Since Maryland passed Senate Bill 523 on May 8, 2020, providing a state and local tax (SALT) workaround, professionals in the accounting industry have been impatiently waiting for additional guidance on how this new bill would work.
When Maryland issued Administrative Release No. 6 on September 15, 2020 in an effort to provide guidance on paying tax at the entity level and to whom the tax would apply, a great deal of questions remained—and skepticism the IRS would accept.
Much to the surprise of many accounting professionals, the IRS released Notice 2020-75 on November 9, 2020, giving the thumbs-up for S-Corporations and LLCs to pay Maryland taxes at the pass-through entity level rather than on individual income tax returns. Bottom line, this workaround moves the deduction off of Schedule A Itemized Deductions (limited to $10,000) and moves them over Schedule E as an ordinary deduction (not limited to $10,000).
Here’s What We Do Know:
- The tax is calculated based on distributive income found on Maryland Form K-1 at 8% for individuals & fiduciary members and 8.25% for entities
- The annual election will be made at the entity level and not at the member or shareholder level
- Schedule C tax filers will not be eligible
- Maryland decoupling modification adjustments are not taken into consideration in the calculation of the tax
- IRS is requiring both accrual and cash basis taxpayers to pay the tax on or before 12/31/2020
- The tax is calculated based on the entire year, not just Q4 when official guidance came out. It’s important to note that this workaround is only available to those taxpayers with tax years starting 1/1/2020 or after.

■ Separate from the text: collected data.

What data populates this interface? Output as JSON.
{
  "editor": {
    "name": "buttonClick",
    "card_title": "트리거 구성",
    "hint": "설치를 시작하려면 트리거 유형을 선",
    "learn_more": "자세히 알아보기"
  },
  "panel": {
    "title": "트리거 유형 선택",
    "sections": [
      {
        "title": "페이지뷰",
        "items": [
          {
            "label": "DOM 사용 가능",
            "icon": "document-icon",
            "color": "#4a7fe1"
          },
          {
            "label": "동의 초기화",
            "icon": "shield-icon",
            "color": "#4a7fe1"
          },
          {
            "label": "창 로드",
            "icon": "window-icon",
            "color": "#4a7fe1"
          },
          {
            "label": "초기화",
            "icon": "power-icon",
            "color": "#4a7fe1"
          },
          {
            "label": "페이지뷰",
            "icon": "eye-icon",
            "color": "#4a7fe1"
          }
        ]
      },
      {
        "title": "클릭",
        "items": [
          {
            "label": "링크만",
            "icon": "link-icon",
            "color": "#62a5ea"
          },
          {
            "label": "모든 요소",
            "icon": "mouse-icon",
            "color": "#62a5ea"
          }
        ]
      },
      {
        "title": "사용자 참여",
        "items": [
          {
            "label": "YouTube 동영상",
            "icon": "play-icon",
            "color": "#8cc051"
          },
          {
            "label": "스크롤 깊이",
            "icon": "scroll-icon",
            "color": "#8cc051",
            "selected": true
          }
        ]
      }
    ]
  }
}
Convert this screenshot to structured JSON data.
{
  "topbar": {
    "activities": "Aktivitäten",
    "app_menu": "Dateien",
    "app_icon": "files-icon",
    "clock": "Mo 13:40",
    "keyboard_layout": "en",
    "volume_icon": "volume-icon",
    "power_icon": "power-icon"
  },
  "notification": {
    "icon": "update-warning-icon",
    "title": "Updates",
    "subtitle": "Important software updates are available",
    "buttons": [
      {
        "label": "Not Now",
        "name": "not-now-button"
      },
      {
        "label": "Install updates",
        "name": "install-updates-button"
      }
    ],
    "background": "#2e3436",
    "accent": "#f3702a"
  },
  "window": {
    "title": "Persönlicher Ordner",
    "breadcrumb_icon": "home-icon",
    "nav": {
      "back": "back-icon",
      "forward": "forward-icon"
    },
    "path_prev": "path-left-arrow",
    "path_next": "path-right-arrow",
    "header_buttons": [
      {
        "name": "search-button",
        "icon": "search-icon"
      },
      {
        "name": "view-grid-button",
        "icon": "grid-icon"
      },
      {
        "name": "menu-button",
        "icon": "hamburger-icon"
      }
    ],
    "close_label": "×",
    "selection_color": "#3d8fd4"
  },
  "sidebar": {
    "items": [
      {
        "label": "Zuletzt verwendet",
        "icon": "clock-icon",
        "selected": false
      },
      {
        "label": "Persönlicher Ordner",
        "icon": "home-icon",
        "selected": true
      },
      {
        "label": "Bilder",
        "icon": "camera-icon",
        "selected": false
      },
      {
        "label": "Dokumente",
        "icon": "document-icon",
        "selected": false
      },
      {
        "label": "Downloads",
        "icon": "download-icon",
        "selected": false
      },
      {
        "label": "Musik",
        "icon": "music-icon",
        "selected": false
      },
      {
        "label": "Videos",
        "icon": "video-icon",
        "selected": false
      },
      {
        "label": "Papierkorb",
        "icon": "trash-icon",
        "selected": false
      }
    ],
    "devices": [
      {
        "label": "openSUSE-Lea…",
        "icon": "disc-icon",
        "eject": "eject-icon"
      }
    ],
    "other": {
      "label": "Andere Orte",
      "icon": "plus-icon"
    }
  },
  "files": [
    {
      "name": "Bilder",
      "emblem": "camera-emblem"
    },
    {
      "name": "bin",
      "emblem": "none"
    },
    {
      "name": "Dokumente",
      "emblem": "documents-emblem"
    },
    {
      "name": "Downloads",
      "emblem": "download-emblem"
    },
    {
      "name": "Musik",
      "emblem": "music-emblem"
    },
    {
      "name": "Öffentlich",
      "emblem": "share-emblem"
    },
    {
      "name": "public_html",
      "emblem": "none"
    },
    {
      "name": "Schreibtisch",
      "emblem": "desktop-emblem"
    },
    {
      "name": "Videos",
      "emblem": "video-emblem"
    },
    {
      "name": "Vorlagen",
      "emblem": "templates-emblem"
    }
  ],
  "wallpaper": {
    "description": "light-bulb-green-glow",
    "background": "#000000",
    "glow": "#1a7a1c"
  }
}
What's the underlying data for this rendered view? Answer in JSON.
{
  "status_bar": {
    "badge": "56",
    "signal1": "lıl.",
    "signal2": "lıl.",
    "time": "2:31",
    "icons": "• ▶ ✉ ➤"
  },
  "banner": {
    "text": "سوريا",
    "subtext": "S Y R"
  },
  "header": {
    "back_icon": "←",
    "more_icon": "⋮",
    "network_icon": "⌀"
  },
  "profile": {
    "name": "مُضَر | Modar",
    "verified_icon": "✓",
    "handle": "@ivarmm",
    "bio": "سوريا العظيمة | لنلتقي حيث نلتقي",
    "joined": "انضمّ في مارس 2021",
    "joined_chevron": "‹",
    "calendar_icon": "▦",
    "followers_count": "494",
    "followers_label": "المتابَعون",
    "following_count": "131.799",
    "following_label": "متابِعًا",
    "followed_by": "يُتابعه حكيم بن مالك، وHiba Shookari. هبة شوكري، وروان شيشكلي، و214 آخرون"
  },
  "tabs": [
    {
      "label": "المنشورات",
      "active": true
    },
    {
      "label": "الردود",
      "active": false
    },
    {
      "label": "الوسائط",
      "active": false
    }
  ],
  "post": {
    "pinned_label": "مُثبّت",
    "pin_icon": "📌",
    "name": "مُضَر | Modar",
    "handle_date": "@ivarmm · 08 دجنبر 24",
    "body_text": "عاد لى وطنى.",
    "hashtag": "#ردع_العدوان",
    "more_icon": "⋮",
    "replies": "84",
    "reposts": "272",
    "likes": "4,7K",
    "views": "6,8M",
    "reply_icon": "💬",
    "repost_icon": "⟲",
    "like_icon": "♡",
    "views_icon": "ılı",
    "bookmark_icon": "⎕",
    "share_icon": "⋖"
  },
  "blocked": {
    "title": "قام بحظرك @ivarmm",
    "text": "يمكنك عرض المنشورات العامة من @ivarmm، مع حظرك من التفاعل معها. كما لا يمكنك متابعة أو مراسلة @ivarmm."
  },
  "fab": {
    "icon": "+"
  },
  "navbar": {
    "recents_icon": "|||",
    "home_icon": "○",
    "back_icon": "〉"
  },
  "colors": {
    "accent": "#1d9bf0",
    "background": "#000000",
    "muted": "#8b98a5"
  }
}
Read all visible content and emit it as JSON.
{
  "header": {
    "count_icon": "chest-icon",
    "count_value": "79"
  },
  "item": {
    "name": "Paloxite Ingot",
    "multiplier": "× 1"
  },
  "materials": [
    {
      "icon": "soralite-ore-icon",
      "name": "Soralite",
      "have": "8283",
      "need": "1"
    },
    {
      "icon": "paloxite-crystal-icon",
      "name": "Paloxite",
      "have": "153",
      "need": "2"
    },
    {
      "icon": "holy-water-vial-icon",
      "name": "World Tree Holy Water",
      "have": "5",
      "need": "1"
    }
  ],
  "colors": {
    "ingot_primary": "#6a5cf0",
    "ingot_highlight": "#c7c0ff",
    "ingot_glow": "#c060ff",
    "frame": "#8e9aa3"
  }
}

- Maryland residents will get a credit for Maryland taxes paid on their behalf
- Maryland will not allow Q1, Q2, and Q3 payments made at the individual level to be moved over to the pass-through entity level
- The draft of Maryland Form 510 for 2020 is not yet available
Here’s What We Don’t Know:
- Will Maryland non-residents be able to participate at the entity level tax?
- If the pass-through entity files in multiple states, does the Maryland resident need to pay tax for all income in Maryland, along with payments to other states?
- Will Maryland abate underpayment penalties if the payment for the entire year is made in Q4?
Key Considerations Moving Forward:
- Cash flow, cash flow, cash flow. It is very possible that an individual taxpayer has already paid in ¾ of the year in estimated taxes. For 2020, the entity would be paying the entire 2020 tax liability with the Q4 voucher. While a timing difference, it is a lot of cash out in Q4.
- Tax matters partner or shareholder consideration. The one making the decision to pay the tax at the entity level should have something to the LLC members or shareholders explaining the decision. Consider adding language to the Operating Agreement or Shareholders Agreement that addresses this specific matter, and who is in charge of making the election.
- S-Corporation Profit and loss. Remember that allocations are generally pro rata. Should there be changes in the S-corporation ownership during the course of the year, the above workaround may benefit some more than others.
- Know Your Tax Rates. Individuals who receive a credit at 8.0% for taxes paid at the entity level may be under-withheld if taxed at a higher rate. For example, a high-income earner in Baltimore City would have a maximum rate of 8.95%.
As with most guidance from taxing authorities, several unanswered questions remain. We are committed to providing you with the information and resources needed to make informed decisions for the future of your organization.
Each situation is unique. As such, we strongly encourage you to talk to your accountant and financial advisor to decide what’s right for you. We will continue to update this article with new information as it becomes available.